Did you know that skin is the largest organ in the body performing many vital functions? Skin serves as a barrier between our bodies and the environment, preventing bacteria and viruses from penetrating our bodies. Skin regulates our body temperature.
Vitamin D, a critical hormone (really a hormone), vital to hundreds of biochemical processes, is produced when our skin is exposed to sunlight. Skin is embedded with nerve fibers that enable us to distinguish pain from pleasure and provides us wth that important sense of touch.
Why Skin Ages
Though genetics plays a role, experts now think that 75% of how we age is related to our lifestyle habits. Excessive sun exposure, smoking, pollution, and toxins create free radicals leading to aging skin. Smoking leads to premature wrinkles, too.
Overexposure to sunlight increases the risk of skin cancer and premature wrinkling of the skin. Some sunlight exposure is necessary, though, for vitamin D production. Usually 15 to 20 minutes of sun exposure a day during peak sun hours is sufficient for vitamin D production.
Smoking: Turning Skin into Leather
Smoking leads to skin that is leathery and discolored by hampering blood flow, and therefore, limits delivery of oxygen and nutrients so the skin. Smokers are generally easy to identify simply by looking at their skin.
Hormones: The Good, Bad, and Ugly
Many of our hormones decline as we age. But, cortisol and insulin typically increase with aging and have damaging effects on our skin. Cortisol, the stress hormone adversely affects the skin. Insulin is produced in response to consumption of carbohydrates and drives sugar into the cells. If we consume foods high in sugar we get a spike in insulin. Insulin is inflammatory in high levels and contributes to wrinkling of the skin.

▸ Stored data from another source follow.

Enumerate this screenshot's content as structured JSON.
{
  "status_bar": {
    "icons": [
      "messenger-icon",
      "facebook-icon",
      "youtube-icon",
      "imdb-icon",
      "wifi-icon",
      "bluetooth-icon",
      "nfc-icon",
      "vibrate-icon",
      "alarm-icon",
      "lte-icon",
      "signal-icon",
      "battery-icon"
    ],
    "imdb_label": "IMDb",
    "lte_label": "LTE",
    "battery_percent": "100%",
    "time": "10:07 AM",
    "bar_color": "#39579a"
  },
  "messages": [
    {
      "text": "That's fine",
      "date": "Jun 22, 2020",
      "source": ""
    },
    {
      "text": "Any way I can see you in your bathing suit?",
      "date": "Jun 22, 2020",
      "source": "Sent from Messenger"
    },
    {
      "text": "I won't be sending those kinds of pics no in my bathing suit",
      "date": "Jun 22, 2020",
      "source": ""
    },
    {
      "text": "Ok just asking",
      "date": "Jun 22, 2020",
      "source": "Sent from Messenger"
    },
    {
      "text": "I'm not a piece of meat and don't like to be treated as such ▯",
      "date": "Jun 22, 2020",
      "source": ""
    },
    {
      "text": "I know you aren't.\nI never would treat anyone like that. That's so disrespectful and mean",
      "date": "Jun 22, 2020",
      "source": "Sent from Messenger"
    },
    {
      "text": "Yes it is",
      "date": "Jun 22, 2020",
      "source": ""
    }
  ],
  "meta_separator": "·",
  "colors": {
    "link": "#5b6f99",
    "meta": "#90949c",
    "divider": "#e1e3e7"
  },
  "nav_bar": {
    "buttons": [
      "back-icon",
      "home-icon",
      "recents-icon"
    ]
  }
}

Other hormones decrease as we age, like estrogen, progesterone, testosterone, DHEA, and growth hormone. Too low of levels in these hormones also adversely effects skin health. Loss of estrogen leads to thinner inelastic skin. Have you noticed the glow of skin of pregnant women? That glow comes from progesterone. Progesterone is produced in high levels during pregnancy improves circulation to skin and protects skin elasticity.
Declining testosterone and DHEA levels in men and women leads to dry skin. DHEA facilitates oil production of skin and stimulates production of collagen, a key component of skin.
Growth hormone is the main“healing hormone”, because growth hormone stimulates tissue repair of not only skin, but other tissues as well. Growth hormone prevents unsightly sagging of the skin. Growth hormone is mostly produced at night during sleep. Getting a good night sleep is critical to our overall health and skin health. Growth hormone is also produced in response to strenuous exercise. Exercise has its own skin benefits by improving blood flow and the delivery of oxygen and nutrients to the skin.
Another hormone, melatonin is a powerful antioxidant and when applied topically protects skin against ultraviolet radiation and stimulates skin cells to proliferate.
Tips to Prevent Aging Skin
Nutrition is the foundation of great looking skin and general health. Avoid foods with high sugar content. These are called high glycemic foods (see www.glycemicindex.com). Learn to better manage your physical and emotional stress. Get plenty of sleep and exercise regularly. Drink plenty of water, which improves skin hydration. Make sure you have your hormone levels checked if you suffer from aging skin. And, if you smoke, quit immediately.
There are plenty of anti-aging skin care products out there that can help you maintain healthy skin. Do your homework and read a review or two of each product you’re considering buying.